April 17, 2009

Getting serious about business

Garner, long a residential town, sees opportunity in building a business base.

Triangle Business Journal - by
Amanda Jones Hoyle

GARNER – Household brand names like Butterball, Papa John’s, McDonald’s and Chef Boyardee are more than just popular food choices in the town of Garner.

They are an increasingly important part of the town’s income and employment base.

Over the last few years, Garner, a town of about 26,300 residents just south of Raleigh, has attracted the attention of several major manufacturers and distributors and convinced them to open and expand operations here.

Now, after hiring a new economic development executive and updating its incentives structure, Garner is increasingly positioning itself as a business hub.

Town leaders have become adept at promoting Garner’s convenient proximity to downtown Raleigh, Interstate 40, U.S. 70, U.S. 401 and Interstate 95, as well as enticing companies with local economic incentives.

Non-residential tax sources, such as property taxes paid by commercial developers, make up about 39 percent of the town’s $33 million operating budget. Plus, groups such as the Garner Revitalization Association are trying to increase the corporate tax base by attracting more businesses to Garner’s two-block downtown corridor.


Garner was among the first municipalities in Wake County to adopt an economic development incentive policy in 1994, which helped the town attract expansion projects for ConAgra Foods, the maker of Chef Boyardee canned pastas and dozens of other food products, and laminate flooring firm Pergo.

ConAgra, with more than 700 employees, is the largest private employer in Garner. Pergo employs about 120 people. Each has received about $190,000 in economic incentives from Garner in the form of property tax refunds since 2000.

Papa John’s International committed in 2003 to expand its regional and distribution facility in Garner after the town agreed to grant about $232,000 in economic incentives.

Turkey processor Butterball LLC, which moved its headquarters to Garner’s Greenfield North business park in 2008 and is expected to add 100 jobs, and McDonald’s supplier Golden State Foods have also taken advantage of the town’s economic incentives.

Golden State Foods is building a 133,000-square-foot warehouse in the Greenfield North business park that is expected to open in August. The company’s expansion is expected to create 225 jobs.

Both companies are leasing their buildings from Craig Davis Properties, developer of Greenfield North.

Garner revised its economic development incentives in December 2007, changing the formula for incentives payments to 1 percent of a company’s building and equipment tax bill. Under the old policy, incentives payments were based on the estimated value of a project. “We wanted something more concrete,” says Rodney Dickerson, the assistant town manager who drafted the new incentives policy.


The new incentives policy places greater emphasis on retail and mixed-use development projects.

According to the new policy, “large shopping centers and malls will be considered for incentives if they meet the other criteria and adhere to a set of design requirements and amenities to be included in the agreement.” Incentives are intended for projects valued at $50 million or more that also exceed 50 acres.

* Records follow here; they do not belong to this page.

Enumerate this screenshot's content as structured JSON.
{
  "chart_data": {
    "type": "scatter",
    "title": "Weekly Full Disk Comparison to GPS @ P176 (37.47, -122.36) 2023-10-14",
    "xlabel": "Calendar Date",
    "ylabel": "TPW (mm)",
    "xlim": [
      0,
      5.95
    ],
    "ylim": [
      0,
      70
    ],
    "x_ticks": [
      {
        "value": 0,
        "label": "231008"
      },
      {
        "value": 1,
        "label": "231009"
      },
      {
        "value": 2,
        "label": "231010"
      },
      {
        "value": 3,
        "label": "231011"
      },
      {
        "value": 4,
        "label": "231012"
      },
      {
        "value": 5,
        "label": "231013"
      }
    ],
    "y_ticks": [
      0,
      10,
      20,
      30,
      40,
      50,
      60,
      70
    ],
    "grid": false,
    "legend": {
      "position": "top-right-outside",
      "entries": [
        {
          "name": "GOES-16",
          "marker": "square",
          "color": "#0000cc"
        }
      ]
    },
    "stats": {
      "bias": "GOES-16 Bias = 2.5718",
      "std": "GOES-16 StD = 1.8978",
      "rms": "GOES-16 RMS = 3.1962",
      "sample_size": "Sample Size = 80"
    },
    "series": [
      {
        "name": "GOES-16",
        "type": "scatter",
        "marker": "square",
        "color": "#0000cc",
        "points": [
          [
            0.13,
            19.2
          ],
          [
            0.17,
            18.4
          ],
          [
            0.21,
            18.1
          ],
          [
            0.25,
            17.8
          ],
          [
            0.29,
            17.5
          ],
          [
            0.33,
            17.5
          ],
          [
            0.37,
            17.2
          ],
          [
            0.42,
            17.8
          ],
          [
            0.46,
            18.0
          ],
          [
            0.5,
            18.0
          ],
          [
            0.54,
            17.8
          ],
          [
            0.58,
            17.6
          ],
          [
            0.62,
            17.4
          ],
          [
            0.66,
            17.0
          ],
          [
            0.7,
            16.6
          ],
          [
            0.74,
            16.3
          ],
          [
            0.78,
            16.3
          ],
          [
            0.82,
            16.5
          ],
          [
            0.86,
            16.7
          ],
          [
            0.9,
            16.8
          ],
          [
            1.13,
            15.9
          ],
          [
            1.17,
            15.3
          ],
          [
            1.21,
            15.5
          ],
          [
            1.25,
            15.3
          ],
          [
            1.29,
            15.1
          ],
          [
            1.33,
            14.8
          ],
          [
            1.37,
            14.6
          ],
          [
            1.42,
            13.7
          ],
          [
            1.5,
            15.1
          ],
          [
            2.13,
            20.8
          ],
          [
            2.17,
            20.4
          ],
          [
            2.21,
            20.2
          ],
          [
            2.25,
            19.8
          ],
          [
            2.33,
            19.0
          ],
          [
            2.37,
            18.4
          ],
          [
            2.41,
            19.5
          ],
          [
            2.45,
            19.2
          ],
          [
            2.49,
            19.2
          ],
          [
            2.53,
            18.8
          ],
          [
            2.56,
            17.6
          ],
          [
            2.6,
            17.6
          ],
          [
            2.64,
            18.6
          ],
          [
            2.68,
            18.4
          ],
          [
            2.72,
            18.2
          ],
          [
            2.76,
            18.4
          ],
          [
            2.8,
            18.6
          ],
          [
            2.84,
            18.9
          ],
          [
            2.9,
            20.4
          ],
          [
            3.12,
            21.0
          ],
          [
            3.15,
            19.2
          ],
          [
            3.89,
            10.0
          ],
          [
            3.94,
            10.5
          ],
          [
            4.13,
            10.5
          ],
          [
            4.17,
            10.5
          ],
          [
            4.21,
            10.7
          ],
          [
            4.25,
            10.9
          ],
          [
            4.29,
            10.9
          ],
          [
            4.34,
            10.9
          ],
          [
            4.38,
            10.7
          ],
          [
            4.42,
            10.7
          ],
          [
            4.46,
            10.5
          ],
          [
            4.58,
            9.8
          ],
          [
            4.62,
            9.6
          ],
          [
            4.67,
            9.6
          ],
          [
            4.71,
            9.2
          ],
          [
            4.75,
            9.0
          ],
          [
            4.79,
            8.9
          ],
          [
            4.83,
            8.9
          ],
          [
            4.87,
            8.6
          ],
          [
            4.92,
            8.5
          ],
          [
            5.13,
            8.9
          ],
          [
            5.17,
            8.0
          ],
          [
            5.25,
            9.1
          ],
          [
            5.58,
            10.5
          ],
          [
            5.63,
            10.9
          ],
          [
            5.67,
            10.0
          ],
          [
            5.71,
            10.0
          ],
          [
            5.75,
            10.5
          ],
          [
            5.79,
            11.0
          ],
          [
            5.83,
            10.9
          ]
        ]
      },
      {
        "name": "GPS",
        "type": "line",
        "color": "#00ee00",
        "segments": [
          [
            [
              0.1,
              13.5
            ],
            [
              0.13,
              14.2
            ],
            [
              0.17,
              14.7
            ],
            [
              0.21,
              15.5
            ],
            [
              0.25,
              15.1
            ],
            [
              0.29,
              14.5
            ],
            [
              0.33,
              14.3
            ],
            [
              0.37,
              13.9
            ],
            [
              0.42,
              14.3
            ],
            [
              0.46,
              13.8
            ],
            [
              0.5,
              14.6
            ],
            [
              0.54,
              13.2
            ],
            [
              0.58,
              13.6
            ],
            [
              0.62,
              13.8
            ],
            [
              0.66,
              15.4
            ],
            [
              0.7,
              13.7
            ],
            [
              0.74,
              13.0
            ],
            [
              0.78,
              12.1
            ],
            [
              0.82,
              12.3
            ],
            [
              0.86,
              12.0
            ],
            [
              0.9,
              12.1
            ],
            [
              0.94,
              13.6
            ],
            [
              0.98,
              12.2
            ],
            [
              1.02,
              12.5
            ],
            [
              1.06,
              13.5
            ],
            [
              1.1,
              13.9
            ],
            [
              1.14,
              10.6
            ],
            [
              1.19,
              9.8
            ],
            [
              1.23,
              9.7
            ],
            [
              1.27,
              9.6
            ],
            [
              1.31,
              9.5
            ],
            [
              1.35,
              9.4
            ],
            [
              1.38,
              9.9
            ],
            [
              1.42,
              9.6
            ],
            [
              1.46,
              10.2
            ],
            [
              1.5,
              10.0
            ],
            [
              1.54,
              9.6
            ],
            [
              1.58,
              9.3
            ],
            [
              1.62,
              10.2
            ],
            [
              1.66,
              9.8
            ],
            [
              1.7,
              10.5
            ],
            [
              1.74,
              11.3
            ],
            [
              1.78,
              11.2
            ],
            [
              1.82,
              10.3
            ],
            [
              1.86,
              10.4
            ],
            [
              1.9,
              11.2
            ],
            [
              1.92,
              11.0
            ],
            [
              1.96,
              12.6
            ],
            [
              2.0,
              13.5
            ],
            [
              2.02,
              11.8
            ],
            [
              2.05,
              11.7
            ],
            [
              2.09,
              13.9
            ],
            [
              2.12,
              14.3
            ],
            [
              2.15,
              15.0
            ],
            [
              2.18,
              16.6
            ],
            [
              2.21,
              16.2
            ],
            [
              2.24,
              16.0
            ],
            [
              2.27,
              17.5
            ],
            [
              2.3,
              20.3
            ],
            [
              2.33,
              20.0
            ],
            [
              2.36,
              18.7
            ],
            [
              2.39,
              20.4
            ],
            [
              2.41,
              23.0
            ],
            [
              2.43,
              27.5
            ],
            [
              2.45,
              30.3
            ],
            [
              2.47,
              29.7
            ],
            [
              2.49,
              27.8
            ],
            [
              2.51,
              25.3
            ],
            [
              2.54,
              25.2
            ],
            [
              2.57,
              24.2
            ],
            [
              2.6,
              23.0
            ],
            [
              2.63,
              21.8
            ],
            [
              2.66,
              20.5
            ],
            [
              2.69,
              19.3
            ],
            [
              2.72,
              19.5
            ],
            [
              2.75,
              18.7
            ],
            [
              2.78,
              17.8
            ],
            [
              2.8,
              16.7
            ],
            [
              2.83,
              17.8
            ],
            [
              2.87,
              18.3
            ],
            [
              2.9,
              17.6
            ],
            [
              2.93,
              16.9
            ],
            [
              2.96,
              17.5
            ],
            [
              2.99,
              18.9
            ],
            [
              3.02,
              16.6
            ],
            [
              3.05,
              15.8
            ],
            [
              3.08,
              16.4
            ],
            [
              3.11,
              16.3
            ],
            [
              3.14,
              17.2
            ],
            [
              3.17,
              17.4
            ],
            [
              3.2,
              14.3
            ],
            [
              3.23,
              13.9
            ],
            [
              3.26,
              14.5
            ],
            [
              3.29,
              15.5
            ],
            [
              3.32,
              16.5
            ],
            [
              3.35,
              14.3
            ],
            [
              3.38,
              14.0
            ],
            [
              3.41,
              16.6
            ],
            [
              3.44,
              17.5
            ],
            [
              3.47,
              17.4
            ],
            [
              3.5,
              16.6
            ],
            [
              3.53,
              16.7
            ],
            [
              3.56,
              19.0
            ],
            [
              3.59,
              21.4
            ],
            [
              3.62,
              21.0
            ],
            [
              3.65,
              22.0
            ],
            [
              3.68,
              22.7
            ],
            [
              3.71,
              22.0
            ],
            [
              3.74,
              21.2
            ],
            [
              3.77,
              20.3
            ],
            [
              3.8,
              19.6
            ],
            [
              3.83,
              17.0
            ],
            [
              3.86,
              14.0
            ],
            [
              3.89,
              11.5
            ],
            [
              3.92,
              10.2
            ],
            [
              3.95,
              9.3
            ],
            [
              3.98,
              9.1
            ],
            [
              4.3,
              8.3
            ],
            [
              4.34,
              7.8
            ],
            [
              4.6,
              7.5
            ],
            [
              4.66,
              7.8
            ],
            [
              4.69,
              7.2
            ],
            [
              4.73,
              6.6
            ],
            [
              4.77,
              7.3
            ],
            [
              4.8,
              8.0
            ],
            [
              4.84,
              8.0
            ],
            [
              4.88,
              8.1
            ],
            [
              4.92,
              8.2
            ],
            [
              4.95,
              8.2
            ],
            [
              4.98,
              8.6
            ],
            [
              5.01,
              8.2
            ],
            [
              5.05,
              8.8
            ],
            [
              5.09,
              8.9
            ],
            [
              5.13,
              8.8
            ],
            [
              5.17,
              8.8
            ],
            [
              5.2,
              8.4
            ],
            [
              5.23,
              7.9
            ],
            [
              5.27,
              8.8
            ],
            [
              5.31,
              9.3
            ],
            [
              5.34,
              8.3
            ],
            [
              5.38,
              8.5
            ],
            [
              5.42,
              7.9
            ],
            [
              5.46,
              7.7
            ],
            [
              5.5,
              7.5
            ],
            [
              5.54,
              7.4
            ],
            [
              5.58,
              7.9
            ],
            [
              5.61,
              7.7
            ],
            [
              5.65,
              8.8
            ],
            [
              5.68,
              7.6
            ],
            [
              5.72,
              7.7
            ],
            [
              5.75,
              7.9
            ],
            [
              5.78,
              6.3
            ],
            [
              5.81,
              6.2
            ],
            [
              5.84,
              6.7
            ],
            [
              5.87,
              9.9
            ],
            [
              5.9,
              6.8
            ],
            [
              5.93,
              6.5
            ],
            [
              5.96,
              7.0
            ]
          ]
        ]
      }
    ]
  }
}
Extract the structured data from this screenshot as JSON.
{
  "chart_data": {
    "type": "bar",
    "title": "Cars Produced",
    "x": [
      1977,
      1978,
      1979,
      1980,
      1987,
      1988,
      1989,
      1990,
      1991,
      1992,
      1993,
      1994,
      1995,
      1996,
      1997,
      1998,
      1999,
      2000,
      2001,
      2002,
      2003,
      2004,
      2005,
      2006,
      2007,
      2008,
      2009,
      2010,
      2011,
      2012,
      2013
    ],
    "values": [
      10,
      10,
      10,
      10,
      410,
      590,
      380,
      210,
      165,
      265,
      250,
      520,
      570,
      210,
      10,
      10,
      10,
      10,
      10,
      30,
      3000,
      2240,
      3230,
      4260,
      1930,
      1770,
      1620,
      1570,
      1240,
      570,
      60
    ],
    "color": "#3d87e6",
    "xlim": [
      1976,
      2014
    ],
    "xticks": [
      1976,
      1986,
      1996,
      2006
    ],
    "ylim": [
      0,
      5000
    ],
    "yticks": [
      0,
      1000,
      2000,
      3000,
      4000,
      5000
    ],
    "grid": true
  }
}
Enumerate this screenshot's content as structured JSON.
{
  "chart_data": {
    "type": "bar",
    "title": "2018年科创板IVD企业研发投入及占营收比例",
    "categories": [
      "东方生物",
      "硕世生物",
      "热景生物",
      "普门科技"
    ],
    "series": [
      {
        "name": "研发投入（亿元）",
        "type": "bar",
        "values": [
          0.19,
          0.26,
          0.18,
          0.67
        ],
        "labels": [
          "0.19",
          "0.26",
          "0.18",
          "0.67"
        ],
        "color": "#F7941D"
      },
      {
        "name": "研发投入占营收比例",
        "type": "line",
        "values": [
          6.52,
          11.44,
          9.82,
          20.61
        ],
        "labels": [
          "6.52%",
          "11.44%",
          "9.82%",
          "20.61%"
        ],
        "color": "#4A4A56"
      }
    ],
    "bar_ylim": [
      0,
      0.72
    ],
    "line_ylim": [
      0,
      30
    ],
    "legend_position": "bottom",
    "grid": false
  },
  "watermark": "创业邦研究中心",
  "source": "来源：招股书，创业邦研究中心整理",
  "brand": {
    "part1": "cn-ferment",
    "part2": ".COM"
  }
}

Specific incentives have also been created for cafeteria restaurants with at least 210 seats and bookstores with a minimum of 18,750 square feet.

In February, Garner hired Tony Beasley, a former senior building inspector for Garner, as its first economic development director in more than nine years.

“We’re busy every day,” he says. “We are now the face of Garner for legislative functions, meeting with developers, meeting with existing businesses.”

Dickerson says no companies have qualified for the town’s economic incentives under the new policy and no applications are pending. Since January 2000, the town has distributed almost $3.5 million to companies that the town council has approved for economic incentives under the 1994 policy. The companies that have received the most incentives payments from the town are the Charlotte developers of the White Oak Crossing retail power center at the intersection of I-40 and U.S. 70 and Craig Davis Properties, which owns the Greenfield North business park.


White Oak Crossing, a joint project by Collett & Associates and Core Properties, has collected almost $2.4 million in incentives. The 700,000-square-foot retail center opened in 2003 with space for about 35 stores, including Kohl’s, BJs Wholesale Club and Dick’s Sporting Goods. Entities connected to Craig Davis Properties and the development of Greenfield North have collected $552,900 since 2004.

Another effort to spur business is coming from the Garner Revitalization Association, an independent nonprofit group founded in 2005 that markets Garner’s downtown district, which includes about two blocks of businesses along Main Street and Garner Road.

John Hodges, executive director of GRA, says the organization has begun a facade grant program, which provides funds to businesses to improve the appearance of their buildings.

The group also expects to roll out a new streetscape plan in the summer that would add improvements such as sidewalks and park benches to downtown.

The GRA is also funding a market analysis that should be completed by October to determine the most appropriate projects for the town center. Among the possibilities are a town hall, a community center and an aquatic center.